After partition, it was observed that Pakistan faced a higher urbanisation rate and its associated issues as compared to India. Currently, according to UNDP statistics, 32.8 percent and 37.6 percent are the percentages of urbanisation in India and Pakistan respectively, which are massive considering the land size and resources available in both countries. Since 1947, Pakistani governments over the years endeavoured to control population growth and the urbanisation rate. Five-year plans were formulated with the first Pakistan Five Year National Development Plan in 1955-60. Till year 2020, twelve five-year plans have been presented. But these five-year plans did not provide any worthwhile solution to urban planning problems such as slum formation, irregular and haphazard development, no up-gradation of infrastructure, a constant rise in poverty, crime and injustice, democracy’s perpetual uncertainties, poor administration and deceitful behaviour of authorised bodies.

To overcome present planning issues, town planning as a profession should be given its due regard, planners as professionals should be respected at every platform and should be required at every policy and planning making forum. Furthermore, planners themselves need to show unity and be honest and loyal towards their profession to ensure professional town planner’s appointments for community planning authorised positions. This will automatically help in achieving sustainability in both planning profession and human settlements.

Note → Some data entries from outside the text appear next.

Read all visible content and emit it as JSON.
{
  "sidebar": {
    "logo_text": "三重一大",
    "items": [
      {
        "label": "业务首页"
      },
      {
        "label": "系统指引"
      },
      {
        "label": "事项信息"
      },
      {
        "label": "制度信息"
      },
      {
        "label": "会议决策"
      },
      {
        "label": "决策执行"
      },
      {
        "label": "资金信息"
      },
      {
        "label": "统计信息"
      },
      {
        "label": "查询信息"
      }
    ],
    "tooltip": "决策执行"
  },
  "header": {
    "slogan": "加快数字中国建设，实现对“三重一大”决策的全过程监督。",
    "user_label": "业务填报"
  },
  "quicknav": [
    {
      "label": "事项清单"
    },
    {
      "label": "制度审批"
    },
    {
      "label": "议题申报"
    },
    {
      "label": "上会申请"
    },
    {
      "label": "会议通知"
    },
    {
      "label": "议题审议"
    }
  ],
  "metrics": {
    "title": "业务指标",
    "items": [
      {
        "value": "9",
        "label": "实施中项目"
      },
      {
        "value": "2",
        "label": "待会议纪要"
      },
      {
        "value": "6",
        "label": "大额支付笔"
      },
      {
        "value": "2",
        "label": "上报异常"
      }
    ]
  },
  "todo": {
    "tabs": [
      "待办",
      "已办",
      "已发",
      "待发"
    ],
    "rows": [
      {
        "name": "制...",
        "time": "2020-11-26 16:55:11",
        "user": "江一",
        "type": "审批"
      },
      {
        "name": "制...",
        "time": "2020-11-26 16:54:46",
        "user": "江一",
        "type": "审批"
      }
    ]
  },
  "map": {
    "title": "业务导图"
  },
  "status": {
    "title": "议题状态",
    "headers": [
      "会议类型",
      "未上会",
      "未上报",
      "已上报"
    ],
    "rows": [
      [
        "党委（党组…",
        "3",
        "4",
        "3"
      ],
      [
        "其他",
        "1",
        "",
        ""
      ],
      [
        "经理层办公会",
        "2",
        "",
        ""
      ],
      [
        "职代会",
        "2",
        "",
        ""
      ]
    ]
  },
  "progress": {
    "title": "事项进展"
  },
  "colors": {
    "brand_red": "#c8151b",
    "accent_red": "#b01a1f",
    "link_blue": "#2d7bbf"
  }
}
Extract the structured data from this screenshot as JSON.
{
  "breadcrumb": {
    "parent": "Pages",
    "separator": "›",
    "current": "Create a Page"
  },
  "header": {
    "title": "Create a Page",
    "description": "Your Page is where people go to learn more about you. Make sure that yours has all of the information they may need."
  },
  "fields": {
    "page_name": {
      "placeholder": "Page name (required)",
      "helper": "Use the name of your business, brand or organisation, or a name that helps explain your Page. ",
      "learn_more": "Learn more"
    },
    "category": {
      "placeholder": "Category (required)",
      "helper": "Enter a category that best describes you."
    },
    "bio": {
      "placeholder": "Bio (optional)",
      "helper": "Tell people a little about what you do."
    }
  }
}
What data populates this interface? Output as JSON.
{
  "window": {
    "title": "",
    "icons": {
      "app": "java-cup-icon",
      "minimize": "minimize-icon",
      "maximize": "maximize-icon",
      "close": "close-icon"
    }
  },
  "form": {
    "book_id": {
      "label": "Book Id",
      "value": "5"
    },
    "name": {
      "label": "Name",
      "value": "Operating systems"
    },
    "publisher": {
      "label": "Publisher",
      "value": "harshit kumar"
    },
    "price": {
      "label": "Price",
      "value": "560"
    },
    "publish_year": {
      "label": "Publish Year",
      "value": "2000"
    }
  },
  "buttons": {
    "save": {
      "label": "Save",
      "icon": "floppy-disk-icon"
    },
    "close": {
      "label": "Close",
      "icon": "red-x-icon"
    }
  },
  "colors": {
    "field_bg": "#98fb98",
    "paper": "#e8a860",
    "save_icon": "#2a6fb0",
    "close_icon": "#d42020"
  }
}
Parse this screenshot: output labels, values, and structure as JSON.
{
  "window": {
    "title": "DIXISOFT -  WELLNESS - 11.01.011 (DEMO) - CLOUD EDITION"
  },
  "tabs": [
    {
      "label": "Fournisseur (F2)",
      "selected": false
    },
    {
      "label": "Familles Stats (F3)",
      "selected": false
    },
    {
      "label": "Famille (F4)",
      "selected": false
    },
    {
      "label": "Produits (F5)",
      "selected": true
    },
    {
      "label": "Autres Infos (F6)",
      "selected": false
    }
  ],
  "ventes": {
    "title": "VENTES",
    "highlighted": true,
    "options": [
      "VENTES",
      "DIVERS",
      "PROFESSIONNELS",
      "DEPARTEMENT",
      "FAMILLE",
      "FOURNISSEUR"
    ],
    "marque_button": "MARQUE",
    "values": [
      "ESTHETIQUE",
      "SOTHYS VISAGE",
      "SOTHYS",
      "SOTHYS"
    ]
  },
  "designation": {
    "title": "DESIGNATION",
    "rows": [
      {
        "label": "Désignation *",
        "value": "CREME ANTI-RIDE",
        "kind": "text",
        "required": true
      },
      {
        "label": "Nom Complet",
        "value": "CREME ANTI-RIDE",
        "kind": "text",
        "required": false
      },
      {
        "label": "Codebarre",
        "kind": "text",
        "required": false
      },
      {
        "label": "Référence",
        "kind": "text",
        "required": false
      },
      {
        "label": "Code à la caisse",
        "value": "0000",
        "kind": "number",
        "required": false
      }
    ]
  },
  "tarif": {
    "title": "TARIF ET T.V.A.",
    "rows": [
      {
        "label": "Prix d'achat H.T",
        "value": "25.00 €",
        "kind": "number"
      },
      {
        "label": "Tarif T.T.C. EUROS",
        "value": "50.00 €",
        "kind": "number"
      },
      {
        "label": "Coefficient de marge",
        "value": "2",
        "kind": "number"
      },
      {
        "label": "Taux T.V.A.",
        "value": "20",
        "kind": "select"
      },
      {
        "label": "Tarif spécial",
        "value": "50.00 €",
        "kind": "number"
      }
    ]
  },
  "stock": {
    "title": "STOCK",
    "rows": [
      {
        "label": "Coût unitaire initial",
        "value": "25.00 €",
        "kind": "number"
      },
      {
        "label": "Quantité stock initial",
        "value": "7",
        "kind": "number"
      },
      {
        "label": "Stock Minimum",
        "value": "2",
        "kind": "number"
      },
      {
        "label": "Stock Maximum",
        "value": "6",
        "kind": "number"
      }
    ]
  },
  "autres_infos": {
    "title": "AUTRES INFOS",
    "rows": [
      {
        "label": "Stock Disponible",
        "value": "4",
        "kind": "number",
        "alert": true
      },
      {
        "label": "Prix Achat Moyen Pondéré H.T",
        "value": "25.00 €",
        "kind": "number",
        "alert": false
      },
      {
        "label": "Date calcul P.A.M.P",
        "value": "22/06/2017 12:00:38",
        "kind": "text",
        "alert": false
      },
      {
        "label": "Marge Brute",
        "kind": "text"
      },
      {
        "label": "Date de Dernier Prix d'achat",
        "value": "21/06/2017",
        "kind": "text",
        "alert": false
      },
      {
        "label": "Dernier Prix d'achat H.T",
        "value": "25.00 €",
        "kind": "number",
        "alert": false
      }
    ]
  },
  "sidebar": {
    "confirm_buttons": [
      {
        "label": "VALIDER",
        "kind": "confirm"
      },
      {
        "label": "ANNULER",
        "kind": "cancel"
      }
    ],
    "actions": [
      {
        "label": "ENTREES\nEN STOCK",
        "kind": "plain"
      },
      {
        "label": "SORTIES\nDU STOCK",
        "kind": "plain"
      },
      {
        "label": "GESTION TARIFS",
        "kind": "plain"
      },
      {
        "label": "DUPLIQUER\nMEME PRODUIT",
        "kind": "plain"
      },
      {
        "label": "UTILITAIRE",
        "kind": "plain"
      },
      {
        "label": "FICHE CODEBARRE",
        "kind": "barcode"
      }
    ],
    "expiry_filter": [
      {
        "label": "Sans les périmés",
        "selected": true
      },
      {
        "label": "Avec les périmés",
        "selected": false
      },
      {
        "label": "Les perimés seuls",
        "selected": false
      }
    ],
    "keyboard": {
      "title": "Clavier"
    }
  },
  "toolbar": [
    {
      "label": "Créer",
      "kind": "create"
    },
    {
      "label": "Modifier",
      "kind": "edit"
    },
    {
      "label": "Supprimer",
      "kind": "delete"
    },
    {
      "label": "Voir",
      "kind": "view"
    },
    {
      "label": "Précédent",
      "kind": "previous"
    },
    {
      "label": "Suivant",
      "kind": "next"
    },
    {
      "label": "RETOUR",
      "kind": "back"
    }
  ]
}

In an attempt to improve the overall situation policy wise, a policy named the “National Urban Policy Document”, a joint initiative of Iqbal Institute of Policy Studies (IIPS) and Institute of Planners Pakistan (IPP), is developed through support and assistance from various institutions. It is expected to be launched on this world urbanism day. In addition, Both IIPS and IPP together are also preparing the Town Planning Act. Alongside, National Urban Planning Regulatory Authority is on the verge of completion which will be useful in mitigation of hurdles coming in the process of policy making and thus, will help in formulation of rule and regulation for land use planning.

The world is expeditious in making an allowance for modern planning strategies, the concept of smart cities is widely adopted but we are a bit behind in this as the first smart city of Pakistan is still in the planning phase while our neighbour India already has multiple smart cities. This concept presents new practices and strategies which are efficient in policy making. Smart cities contribute to overall town planning.

The development of integrated policies, planning strategies, development practices, new initiatives and smart cities with sustainable development and an environment-friendly approach incorporated in all is the need of the hour. Gradual steps towards that are being taken but the process needs to be accelerated before it is too late.